Prayer Hub

Namibia: baby abandonment

16 Feb 2023

In 2019, Namibia passed legislation saying that women who, out of desperation, took the drastic step of abandoning their child, would no longer be prosecuted. Abandoned babies were dying. Safe places where an infant could be left were established, but there is still not enough awareness of the legal changes. Linda left her baby in a baby-saver box - a drawer built into a wall of a compound in Swakopmund that has a mattress and a blanket inside. There is also a letter. ‘Dearest mommy, please know that we do not judge you,’ reads the reassuring note. ‘We cannot begin to understand the circumstances that have brought you here.’ Linda knows her baby is safe. But despite the change in the law, babies continue to be abandoned in unsafe places. Between 2018 and 2022, 140 babies were abandoned - far more than those left in safe places.

Cambodia / India: honest media opposed

16 Feb 2023

Cambodia’s prime minister Hun Sen has shut down the last few independent media outlets in the country, six months before a general election. He cancelled Voice Of Democracy‘s operating licence after they published an article which he claimed slandered his son. Amnesty International said this is slamming the door on what is left of independent media and a warning to other critical voices who still dare to ask questions about the government, the prime minister, and his family. Pray for Cambodians to have safe access to truthful news. Indian tax authorities searched BBC offices after it aired a story of prime minister Narendra Modi’s role in anti-Muslim violence when he was chief minister of the state. It was only broadcast in the UK. Modi is blocking Indians from sharing ‘the Modi question’ online, calling it hostile propaganda. A spokesman for him called the BBC ‘the most corrupt organisation in the world’.

Global: scammers profit from Turkey-Syria earthquake

16 Feb 2023

Scammers are using Turkey and Syria’s earthquakes to trick people into donating to fake causes. These scams claim to raise money for survivors, but instead they channel donations away from real charities into their own PayPal accounts. One of over a hundred recently created fundraisers for Turkey is TurkeyRelief, which joined Twitter and touts for donations. Its PayPal account has received US$900, but that includes $500 from the page’s creator, who donated to their own cause to make them appear authentic.
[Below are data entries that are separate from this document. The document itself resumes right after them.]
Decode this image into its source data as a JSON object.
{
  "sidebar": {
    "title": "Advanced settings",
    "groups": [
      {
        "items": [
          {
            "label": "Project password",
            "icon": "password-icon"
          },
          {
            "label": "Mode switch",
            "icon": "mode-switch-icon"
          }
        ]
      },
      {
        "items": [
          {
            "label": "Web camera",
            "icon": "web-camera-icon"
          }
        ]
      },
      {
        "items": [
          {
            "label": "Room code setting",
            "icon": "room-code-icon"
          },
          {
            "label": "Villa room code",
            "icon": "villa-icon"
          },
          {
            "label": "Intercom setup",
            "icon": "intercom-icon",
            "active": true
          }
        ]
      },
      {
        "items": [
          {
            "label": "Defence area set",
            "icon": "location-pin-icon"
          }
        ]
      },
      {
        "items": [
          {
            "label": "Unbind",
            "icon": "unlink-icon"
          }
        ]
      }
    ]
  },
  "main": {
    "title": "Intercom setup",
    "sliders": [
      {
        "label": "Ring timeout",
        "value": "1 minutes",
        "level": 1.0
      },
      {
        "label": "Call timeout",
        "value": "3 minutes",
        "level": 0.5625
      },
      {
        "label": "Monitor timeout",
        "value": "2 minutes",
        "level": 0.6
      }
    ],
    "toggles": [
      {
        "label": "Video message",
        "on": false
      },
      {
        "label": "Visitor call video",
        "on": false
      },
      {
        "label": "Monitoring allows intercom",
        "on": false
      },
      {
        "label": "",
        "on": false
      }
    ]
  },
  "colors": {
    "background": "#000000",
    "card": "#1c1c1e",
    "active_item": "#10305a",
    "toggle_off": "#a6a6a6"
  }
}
On TikTok Live, content creators make money by receiving digital gifts. TikTok livestreams show photos with sound effects and ask for donations. One video shows a distressed child running from an explosion. Their plea for TikTok gifts is ‘Please help achieve this goal’. But the photo of the child is not from Turkey. The same image was on Twitter in 2018 with the caption ‘Stop African Genocide’.

Kenya: farmers battle birds

16 Feb 2023

Sometimes called ‘feathered locusts’, queleas are pests across eastern and southern Africa. A quelea eats 10g of grain daily. Not a huge amount, but flocks can number two million and collectively consume 20 tonnes of grain in 24 hours. The UN's Food and Agricultural Organisation estimates that £41m worth of crops are lost to the birds annually. The latest quelea invasion in Kisumu, amounting to ten million birds, has already decimated 300 acres of rice fields. Another 2,000 acres are still at risk during the harvest season. Worse hit is Narok county where the birds invaded wheat farms, destroying 40% of the harvest. The prolonged drought in the Horn of Africa has meant fewer seeds from wild grasses, a primary source of food for queleas. Kenyan scientists suggest this may be behind the invasion of cultivated land as the birds look for alternatives.